Pendant ce temps, à Lodève, dans sa propriété (aujourd’hui la clinique du Souffle), il tente d’établir un autre record. C’est l’époque de la French Riviera, des jardins d’acclimatation naissent un peu partout. Posséder sa collection d’arbres et de plantes exotiques représente le nec plus ultra pour les grandes familles bourgeoises. Vallot importe du monde entier des milliers d’espèces dont Lodève conserve encore aujourd’hui la trace.

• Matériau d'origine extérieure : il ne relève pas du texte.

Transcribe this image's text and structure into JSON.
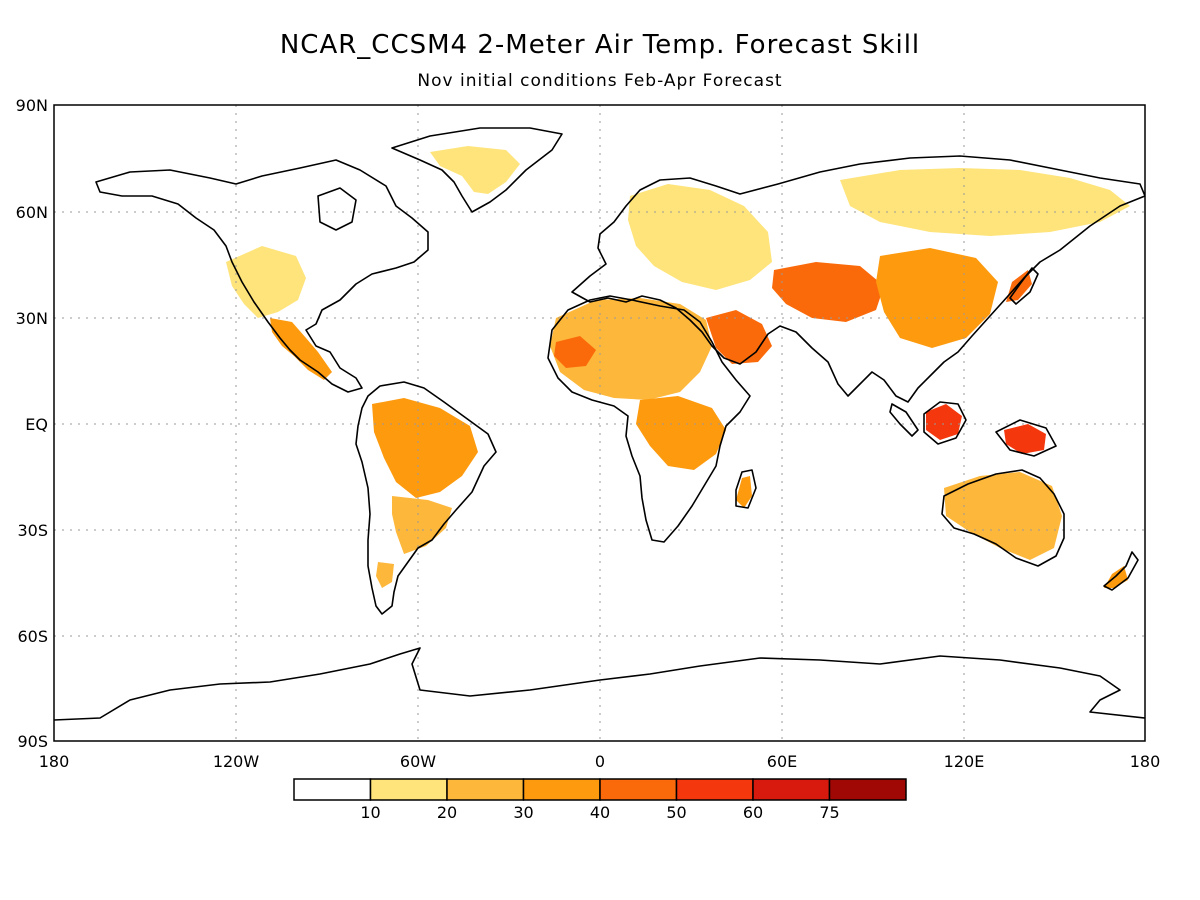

Si le sujet vous intéresse, Philippe Martin travaille actuellement au recensement des Arbres remarquables de la ville (et du territoire). Avec Paysarbre, l’association créée par Tangi Gourmelon, dont nous parlerons une prochaine fois, et que vous pouvez rencontrer au Clap, un lieu culturel alternatif et foisonnant (ré)ouvert au public. Pour parler des arbres remarquables, il y a aussi Bertrand Rétif, paysagiste et coordinateur de l’opération et Bernard Cône, architecte et personnalité incontournable de Lodève que vous pouvez tenter d’approcher à la Distillerie – autre tiers-lieu à visiter, situé en centre-ville. Ensemble, ils se sont lancés dans un inventaire participatif des arbres remarquables “pour mieux les connaître et mieux préserver le patrimoine vivant et culturel”. Une fois réalisé et exploité, il fera l’objet de balades, rencontres, conférences.

Sur le divan

Bien sûr, quelques arbres, si magnifiques soient-ils, dissimulés ici et là ne suffiront pas à rendre à Lodève sa gloire passée. La ville a conscience de ne plus ressembler à celle qu’elle fut autrefois, et en a un peu marre qu’on le lui rappelle sans cesse. Alors pour rompre avec sa réputation de belle endormie, elle s’est faite psychanalyser récemment par l’ANPU, l’Agence Nationale de Psychanalyse urbaine, dont le métier consiste à détecter les névroses urbaines et proposer des solutions thérapeutiques adéquates. L’ANPU a psychanalysé 150 territoires : des gens sérieux, qui savent aussi ne pas se prendre au sérieux. Leur verdict, rendu sous la forme d’un spectacle joué en ville les 5 et 6 juin derniers, s’est révélé drôle, tendre, corrosif et parfaitement documenté. D’après les témoignages de ses habitants, si Lodève était un fruit “il aurait un pépin parce qu’ici, il y a toujours un pépin”. Un plat ? “une salade sans vinaigrette : ça se mange mais il faut s’accrocher !”. Un animal ? “L’âne, têtu, à l’écart, mais qui n’hésite pas à donner de la voix”. Leur portrait de Lodève sera prochainement disponible sous la forme d’une balade sonore. Vous y apprendrez à distinguer les Arts et comiques, peuple rigolard, des Techno-sages, moins enclins à faire la fête, qui composent en majorité la ville. Je suggère que l’ANPU mette à disposition des visiteurs un petit lexique permettant de communiquer avec les deux espèces. A partir de là, bonne visite ! Et n’hésitez pas à nous rencontrer.